“Deixem-nos trabalhar. Nós é que estamos a governar. Não critiquem, deixem-nos trabalhar e depois pedem contas”. Quem ainda não ouviu estes e outros mimos vindos do Governo, particularmente dos ministros, Olavo Correia e Fernando Elísio Freire, com sonoros aplausos do secretário-geral do MpD, Miguel Monteiro. É a lei do silenciamento da sociedade cabo-verdiana na sua expressão mais violenta.
Chico Buarque de Hollanda, músico, escritor e dramaturgo brasileiro, compôs e cantou a canção “pai afasta de mim este cálice”, para escarnecer do silêncio imposto pelo regime ditatorial então reinante no grande Brasil, corria o ano de 1978.
Este homem, fino observador do seu tempo e da sua época, terá encontrado nas letras e nas artes as armas necessárias para driblar os atalhos da ditadura e promover a liberdade de pensamento e de expressão, numa sociedade dirigida por um regime militarizado, sanguinário e violento. E nesta canção ele aproveitou a oportunidade para pedir ao pai, diga-se regime, que se afastasse dele o “cálice do vinho tinto de sangue”.
Esta música do Buarque será sempre um grito de liberdade para todos os povos que, ontem e hoje, enfrentam tentativas de silenciamento por parte dos poderes instituídos, seja por meio do voto popular ou pela força das armas. Porque quando a tentação é usurpar os direitos sociais e políticos do outro, os regimes acabam vestindo a mesma indumentária – as vestes da ditadura.
Não existe democracia sem oposição, sem uma sociedade civil organizada, activa e livre. Não existe democracia sem a liberdade de expressão, sem o respeito pela universalidade das leis e sua aplicação indiscriminada sobre todos os actores sociais.
A paz social e o desenvolvimento da qualidade de vida das pessoas exigem que as instituições democráticas exerçam as suas funções com responsabilidade, elevado sentido ético, e respeito escrupuloso pelas leis e pelos direitos individuais da pessoa humana. Estes ditames, parafraseando Gandhi, são tão velhas como as montanhas.
A relação de respeito, consideração e confiança que deve existir entre o governante e o governado está umbilicalmente ligada á forma como este exerce o poder, em que a satisfação das necessidades colectivas nos sectores tradicionais das funções do Estado, como a saúde, a educação, a segurança e a justiça, assumem um papel central no processo de desenvolvimento, sendo factor de estabilidade emocional, psíquica, económica e financeira do individuo.
A liberdade de pensar e expressar livremente é anterior às nações, sendo inata, como a vida. Até este momento, a história da humanidade não registou um único caso em que os diversos poderes instituídos por este vasto mundo tenham tido sucessos nas suas tentativas de silenciamento das sociedades e das pessoas.

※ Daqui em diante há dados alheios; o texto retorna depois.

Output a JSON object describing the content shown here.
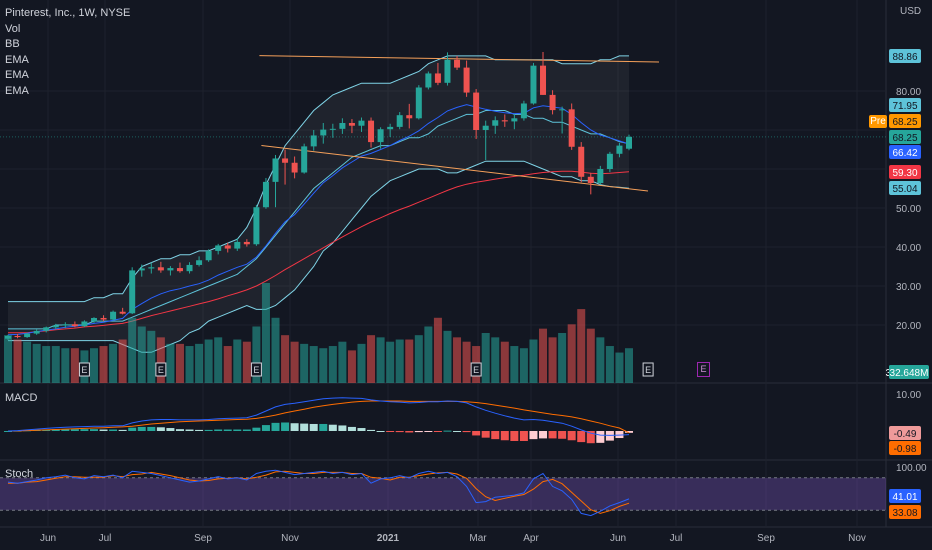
{
  "header": {
    "title": "Pinterest, Inc., 1W, NYSE",
    "indicators": [
      "Vol",
      "BB",
      "EMA",
      "EMA",
      "EMA"
    ],
    "currency": "USD"
  },
  "chart_data": [
    {
      "type": "candlestick",
      "pane": "price",
      "price_axis_ticks": [
        20,
        30,
        40,
        50,
        60,
        70,
        80
      ],
      "price_axis_tick_labels": [
        "20.00",
        "30.00",
        "40.00",
        "50.00",
        "",
        "",
        "80.00"
      ],
      "time_axis_labels": [
        "Jun",
        "Jul",
        "Sep",
        "Nov",
        "2021",
        "Mar",
        "Apr",
        "Jun",
        "Jul",
        "Sep",
        "Nov"
      ],
      "price_tags": [
        {
          "label": "88.86",
          "value": 88.86,
          "color": "#5ec3d9"
        },
        {
          "label": "71.95",
          "value": 71.95,
          "color": "#5ec3d9"
        },
        {
          "label": "68.25",
          "value": 68.25,
          "color": "#ff9800",
          "prefix": "Pre"
        },
        {
          "label": "68.25",
          "value": 68.25,
          "color": "#26a69a"
        },
        {
          "label": "66.42",
          "value": 66.42,
          "color": "#2962ff"
        },
        {
          "label": "59.30",
          "value": 59.3,
          "color": "#f23645"
        },
        {
          "label": "55.04",
          "value": 55.04,
          "color": "#5ec3d9"
        }
      ],
      "candles": [
        [
          16.5,
          17.5,
          16.2,
          17.2
        ],
        [
          17.2,
          17.7,
          16.6,
          16.9
        ],
        [
          16.9,
          18.0,
          16.7,
          17.8
        ],
        [
          17.8,
          18.9,
          17.5,
          18.5
        ],
        [
          18.5,
          19.6,
          18.1,
          19.4
        ],
        [
          19.4,
          20.3,
          18.9,
          19.9
        ],
        [
          19.9,
          20.7,
          19.2,
          20.2
        ],
        [
          20.2,
          20.9,
          19.4,
          19.7
        ],
        [
          19.7,
          21.2,
          19.5,
          20.9
        ],
        [
          20.9,
          22.0,
          20.5,
          21.8
        ],
        [
          21.8,
          22.5,
          21.0,
          21.4
        ],
        [
          21.4,
          23.7,
          21.2,
          23.4
        ],
        [
          23.4,
          24.4,
          22.7,
          22.9
        ],
        [
          23.0,
          34.8,
          22.8,
          34.0
        ],
        [
          34.0,
          35.5,
          32.4,
          34.5
        ],
        [
          34.5,
          36.0,
          33.2,
          34.8
        ],
        [
          34.8,
          36.2,
          33.4,
          34.0
        ],
        [
          34.0,
          35.1,
          32.7,
          34.6
        ],
        [
          34.6,
          36.0,
          33.4,
          33.8
        ],
        [
          33.8,
          36.1,
          33.2,
          35.4
        ],
        [
          35.4,
          37.6,
          35.0,
          36.6
        ],
        [
          36.6,
          39.4,
          36.2,
          39.0
        ],
        [
          39.0,
          40.8,
          38.1,
          40.4
        ],
        [
          40.4,
          41.1,
          38.6,
          39.6
        ],
        [
          39.6,
          42.3,
          39.0,
          41.3
        ],
        [
          41.3,
          42.0,
          40.1,
          40.7
        ],
        [
          40.7,
          50.8,
          40.3,
          50.2
        ],
        [
          50.2,
          57.7,
          49.8,
          56.7
        ],
        [
          56.7,
          63.6,
          50.2,
          62.7
        ],
        [
          62.7,
          65.0,
          56.0,
          61.6
        ],
        [
          61.6,
          63.2,
          57.6,
          59.1
        ],
        [
          59.1,
          66.5,
          58.8,
          65.8
        ],
        [
          65.8,
          70.0,
          64.7,
          68.6
        ],
        [
          68.6,
          71.8,
          66.5,
          70.1
        ],
        [
          70.1,
          71.6,
          68.0,
          70.3
        ],
        [
          70.3,
          73.0,
          69.0,
          71.8
        ],
        [
          71.8,
          72.8,
          69.2,
          71.1
        ],
        [
          71.1,
          73.2,
          69.5,
          72.4
        ],
        [
          72.4,
          73.2,
          65.5,
          66.9
        ],
        [
          66.9,
          70.7,
          65.2,
          70.2
        ],
        [
          70.2,
          71.6,
          68.2,
          70.8
        ],
        [
          70.8,
          74.6,
          70.2,
          73.8
        ],
        [
          73.8,
          76.7,
          70.4,
          73.0
        ],
        [
          73.0,
          81.5,
          72.7,
          80.9
        ],
        [
          80.9,
          85.0,
          80.4,
          84.5
        ],
        [
          84.5,
          87.2,
          81.5,
          82.1
        ],
        [
          82.1,
          89.9,
          81.4,
          88.0
        ],
        [
          88.0,
          89.0,
          85.4,
          86.0
        ],
        [
          86.0,
          87.8,
          78.5,
          79.6
        ],
        [
          79.6,
          80.5,
          67.7,
          70.0
        ],
        [
          70.0,
          72.4,
          62.3,
          71.1
        ],
        [
          71.1,
          73.5,
          69.0,
          72.5
        ],
        [
          72.5,
          74.0,
          70.8,
          72.2
        ],
        [
          72.2,
          74.1,
          70.2,
          73.0
        ],
        [
          73.0,
          77.5,
          72.4,
          76.8
        ],
        [
          76.8,
          87.2,
          76.5,
          86.5
        ],
        [
          86.5,
          90.0,
          79.0,
          79.0
        ],
        [
          79.0,
          80.2,
          74.0,
          75.1
        ],
        [
          75.1,
          76.0,
          69.1,
          75.3
        ],
        [
          75.3,
          76.8,
          64.9,
          65.7
        ],
        [
          65.7,
          66.9,
          56.6,
          58.0
        ],
        [
          58.0,
          59.0,
          53.5,
          56.4
        ],
        [
          56.4,
          60.8,
          56.0,
          60.0
        ],
        [
          60.0,
          64.4,
          59.2,
          63.9
        ],
        [
          63.9,
          66.7,
          63.0,
          66.0
        ],
        [
          65.2,
          68.8,
          64.8,
          68.25
        ]
      ],
      "bollinger": {
        "upper": [
          26,
          26,
          26,
          26,
          26,
          26,
          26,
          26,
          26,
          27,
          27,
          28,
          28,
          32,
          35,
          36,
          37,
          37,
          38,
          38,
          39,
          39,
          40,
          41,
          42,
          45,
          50,
          56,
          61,
          66,
          69,
          72,
          75,
          77,
          79,
          80,
          81,
          82,
          82,
          82,
          82,
          83,
          84,
          85,
          87,
          88,
          89,
          89,
          89,
          89,
          89,
          88,
          88,
          88,
          88,
          88,
          88,
          88,
          87,
          87,
          87,
          87,
          88,
          88,
          89,
          89
        ],
        "middle": [
          19,
          19,
          19,
          19,
          19,
          20,
          20,
          20,
          20,
          21,
          21,
          21,
          21,
          22,
          23,
          24,
          25,
          26,
          27,
          28,
          29,
          30,
          31,
          32,
          33,
          35,
          37,
          40,
          43,
          46,
          49,
          52,
          55,
          57,
          59,
          61,
          63,
          64,
          65,
          66,
          66,
          67,
          68,
          68,
          69,
          71,
          72,
          73,
          74,
          74,
          75,
          75,
          75,
          74,
          74,
          73,
          73,
          72,
          72,
          71,
          70,
          69,
          69,
          68,
          67,
          66.5
        ],
        "lower": [
          16,
          16,
          16,
          16,
          16,
          16,
          16,
          16,
          16,
          16,
          16,
          16,
          15,
          14,
          13,
          13,
          14,
          15,
          16,
          18,
          19,
          21,
          22,
          23,
          24,
          25,
          24,
          24,
          25,
          27,
          29,
          32,
          35,
          39,
          41,
          44,
          47,
          50,
          53,
          55,
          57,
          58,
          59,
          60,
          60,
          60,
          59,
          59,
          60,
          61,
          62,
          62,
          62,
          62,
          62,
          61,
          60,
          59,
          58,
          58,
          57,
          57,
          56,
          55.5,
          55.3,
          55.04
        ]
      },
      "ema_fast": [
        17.5,
        17.6,
        17.9,
        18.3,
        18.7,
        19,
        19.4,
        19.7,
        20,
        20.4,
        20.7,
        21.2,
        21.7,
        24,
        25.5,
        26.9,
        28,
        28.8,
        29.3,
        30,
        30.6,
        31.5,
        32.8,
        33.8,
        34.8,
        35.6,
        37.4,
        40.3,
        43.5,
        46.5,
        48.3,
        51,
        53.8,
        56.5,
        58.3,
        60.3,
        61.8,
        63.3,
        64,
        65,
        66,
        67.3,
        68.4,
        69.8,
        71.7,
        73.2,
        74.9,
        75.8,
        76.5,
        75.9,
        75.3,
        74.8,
        74.4,
        74.2,
        74.3,
        75.7,
        76.2,
        75.9,
        75.6,
        74,
        71.9,
        70,
        68.7,
        68,
        67.2,
        66.42
      ],
      "ema_slow": [
        18,
        18,
        18,
        18.3,
        18.5,
        18.8,
        19,
        19.2,
        19.5,
        19.7,
        19.9,
        20.2,
        20.4,
        21,
        21.7,
        22.4,
        23,
        23.6,
        24.2,
        24.8,
        25.4,
        26,
        26.7,
        27.5,
        28.2,
        29,
        30,
        31.3,
        32.7,
        34.2,
        35.6,
        37,
        38.4,
        39.8,
        41.2,
        42.6,
        43.9,
        45.2,
        46.4,
        47.5,
        48.6,
        49.6,
        50.5,
        51.5,
        52.5,
        53.5,
        54.5,
        55.4,
        56.1,
        56.6,
        57,
        57.4,
        57.8,
        58.1,
        58.4,
        58.8,
        59.1,
        59.3,
        59.4,
        59.4,
        59.2,
        58.9,
        58.8,
        58.9,
        59.1,
        59.3
      ],
      "channel_upper": {
        "from": [
          26,
          88.3
        ],
        "to": [
          69,
          88.4
        ]
      },
      "channel_lower": {
        "from": [
          26,
          65
        ],
        "to": [
          69,
          56
        ]
      },
      "earnings_markers": [
        8,
        16,
        26,
        49,
        67
      ]
    },
    {
      "type": "bar",
      "pane": "volume",
      "label": "32.648M",
      "values": [
        22,
        20,
        19,
        18,
        17,
        17,
        16,
        16,
        15,
        16,
        17,
        18,
        20,
        30,
        26,
        24,
        21,
        18,
        18,
        17,
        18,
        20,
        21,
        17,
        20,
        19,
        26,
        46,
        30,
        22,
        19,
        18,
        17,
        16,
        17,
        19,
        15,
        18,
        22,
        21,
        19,
        20,
        20,
        22,
        26,
        30,
        24,
        21,
        19,
        17,
        23,
        21,
        19,
        17,
        16,
        20,
        25,
        21,
        23,
        27,
        34,
        25,
        21,
        17,
        14,
        16
      ],
      "directions": [
        "u",
        "d",
        "u",
        "u",
        "u",
        "u",
        "u",
        "d",
        "u",
        "u",
        "d",
        "u",
        "d",
        "u",
        "u",
        "u",
        "d",
        "u",
        "d",
        "u",
        "u",
        "u",
        "u",
        "d",
        "u",
        "d",
        "u",
        "u",
        "u",
        "d",
        "d",
        "u",
        "u",
        "u",
        "u",
        "u",
        "d",
        "u",
        "d",
        "u",
        "u",
        "u",
        "d",
        "u",
        "u",
        "d",
        "u",
        "d",
        "d",
        "d",
        "u",
        "u",
        "d",
        "u",
        "u",
        "u",
        "d",
        "d",
        "u",
        "d",
        "d",
        "d",
        "u",
        "u",
        "u",
        "u"
      ]
    },
    {
      "type": "histogram",
      "pane": "macd",
      "label": "MACD",
      "ticks": [
        10
      ],
      "tick_labels": [
        "10.00"
      ],
      "tags": [
        {
          "label": "-0.49",
          "value": -0.49,
          "color": "#ef9a9a"
        },
        {
          "label": "-0.98",
          "value": -0.98,
          "color": "#ff6d00"
        }
      ],
      "macd": [
        0,
        0.1,
        0.3,
        0.5,
        0.7,
        0.9,
        1,
        1.1,
        1.2,
        1.3,
        1.3,
        1.4,
        1.4,
        2.2,
        2.7,
        3,
        3.1,
        3.1,
        3,
        3,
        3,
        3.1,
        3.3,
        3.4,
        3.5,
        3.6,
        4.3,
        5.4,
        6.5,
        7.2,
        7.5,
        7.9,
        8.3,
        8.7,
        8.9,
        9,
        8.9,
        8.8,
        8.4,
        8.1,
        7.9,
        7.8,
        7.6,
        7.7,
        7.9,
        7.9,
        8.1,
        8,
        7.6,
        6.5,
        5.6,
        4.8,
        4.1,
        3.5,
        3,
        3.1,
        2.9,
        2.5,
        2.1,
        1.3,
        0.3,
        -0.6,
        -1.1,
        -1.2,
        -1.1,
        -0.98
      ],
      "signal": [
        0,
        0,
        0.1,
        0.2,
        0.3,
        0.4,
        0.5,
        0.6,
        0.7,
        0.8,
        0.9,
        1,
        1.1,
        1.3,
        1.6,
        1.9,
        2.1,
        2.3,
        2.5,
        2.6,
        2.7,
        2.8,
        2.9,
        3,
        3.1,
        3.2,
        3.4,
        3.8,
        4.3,
        4.9,
        5.4,
        5.9,
        6.4,
        6.8,
        7.2,
        7.5,
        7.8,
        8,
        8.1,
        8.1,
        8.1,
        8.1,
        8,
        8,
        8,
        8,
        8,
        8,
        7.9,
        7.7,
        7.4,
        7,
        6.6,
        6.2,
        5.7,
        5.3,
        4.9,
        4.5,
        4.2,
        3.8,
        3.3,
        2.7,
        2.1,
        1.4,
        0.8,
        -0.49
      ],
      "hist": [
        0,
        0.1,
        0.2,
        0.3,
        0.4,
        0.5,
        0.5,
        0.5,
        0.5,
        0.5,
        0.4,
        0.4,
        0.3,
        0.9,
        1.1,
        1.1,
        1,
        0.8,
        0.5,
        0.4,
        0.3,
        0.3,
        0.4,
        0.4,
        0.4,
        0.4,
        0.9,
        1.6,
        2.2,
        2.3,
        2.1,
        2,
        1.9,
        1.9,
        1.7,
        1.5,
        1.1,
        0.8,
        0.3,
        0,
        -0.2,
        -0.3,
        -0.4,
        -0.3,
        -0.1,
        -0.1,
        0.1,
        0,
        -0.3,
        -1.2,
        -1.8,
        -2.2,
        -2.5,
        -2.7,
        -2.7,
        -2.2,
        -2,
        -2,
        -2.1,
        -2.5,
        -3,
        -3.3,
        -3.2,
        -2.6,
        -1.9,
        -0.49
      ]
    },
    {
      "type": "line",
      "pane": "stoch",
      "label": "Stoch",
      "ticks": [
        100
      ],
      "tick_labels": [
        "100.00"
      ],
      "tags": [
        {
          "label": "41.01",
          "value": 41.01,
          "color": "#2962ff"
        },
        {
          "label": "33.08",
          "value": 33.08,
          "color": "#ff6d00"
        }
      ],
      "band": [
        20,
        80
      ],
      "k": [
        72,
        70,
        73,
        76,
        80,
        82,
        85,
        80,
        78,
        84,
        82,
        85,
        80,
        92,
        90,
        88,
        84,
        80,
        76,
        72,
        74,
        78,
        82,
        78,
        80,
        76,
        88,
        92,
        94,
        90,
        86,
        88,
        90,
        92,
        88,
        90,
        86,
        88,
        70,
        78,
        80,
        84,
        80,
        88,
        92,
        88,
        90,
        82,
        64,
        34,
        36,
        44,
        46,
        48,
        52,
        78,
        88,
        64,
        56,
        40,
        14,
        10,
        18,
        28,
        34,
        41
      ],
      "d": [
        70,
        70,
        72,
        73,
        76,
        79,
        82,
        82,
        81,
        81,
        81,
        84,
        82,
        86,
        87,
        90,
        87,
        84,
        80,
        76,
        74,
        75,
        78,
        79,
        80,
        78,
        81,
        85,
        91,
        92,
        90,
        88,
        88,
        90,
        90,
        90,
        88,
        88,
        81,
        79,
        76,
        81,
        81,
        84,
        87,
        89,
        90,
        87,
        79,
        60,
        45,
        38,
        42,
        46,
        49,
        59,
        73,
        77,
        69,
        53,
        37,
        21,
        14,
        19,
        27,
        33
      ]
    }
  ]
}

Todas as ditaduras do mundo saíram fracassadas neste processo. Praticaram sevícias sanguinárias, mataram, prenderam, torturaram, mas não conseguiram calar as vozes discordantes, as opiniões contrárias. Quando calavam uma voz surgiam mais duas ou três, e assim por diante.
O mal jamais venceu o bem. Até os dias de hoje não se conhece um único caso em que tal se verificou. Sendo efémero e peregrino, o mal jamais prevalecerá. Só a verdade é eterna, porque só ela é capaz de libertar.

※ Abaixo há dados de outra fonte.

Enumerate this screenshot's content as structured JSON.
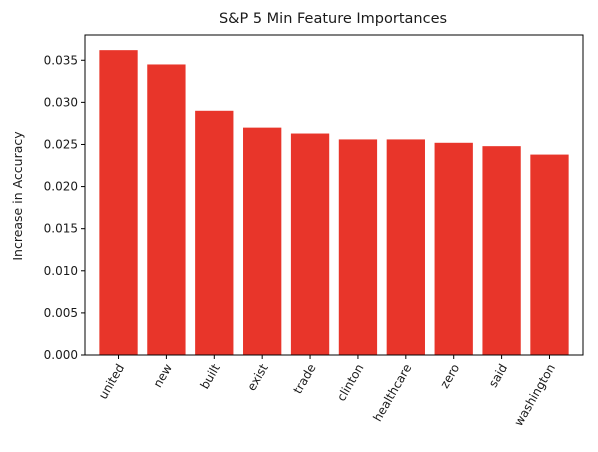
{
  "chart_data": {
    "type": "bar",
    "title": "S&P 5 Min Feature Importances",
    "xlabel": "",
    "ylabel": "Increase in Accuracy",
    "categories": [
      "united",
      "new",
      "built",
      "exist",
      "trade",
      "clinton",
      "healthcare",
      "zero",
      "said",
      "washington"
    ],
    "values": [
      0.0362,
      0.0345,
      0.029,
      0.027,
      0.0263,
      0.0256,
      0.0256,
      0.0252,
      0.0248,
      0.0238
    ],
    "ylim": [
      0,
      0.038
    ],
    "yticks": [
      0.0,
      0.005,
      0.01,
      0.015,
      0.02,
      0.025,
      0.03,
      0.035
    ],
    "ytick_labels": [
      "0.000",
      "0.005",
      "0.010",
      "0.015",
      "0.020",
      "0.025",
      "0.030",
      "0.035"
    ],
    "bar_color": "#e8352a",
    "grid": false,
    "legend": "none"
  }
}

Cabo Verde precisa pensar nisso! Este país e o seu povo não aceitam mordaças. Nunca aceitaram. A nossa história é rica neste domínio.
Consultemos, pois, a história deste povo, porque é necessário que o governante conheça o governado.
A palavra de ordem “cale-se”, muito em voga nos últimos tempos, complementada com ameaças judiciais e outras formas de condicionamento da liberdade do outro, não vincará entre nós, porque ela é estranha aos cabo-verdianos. E, como um corpo estranho, ela é automaticamente rejeitada pela sociedade cabo-verdiana. Naturalmente!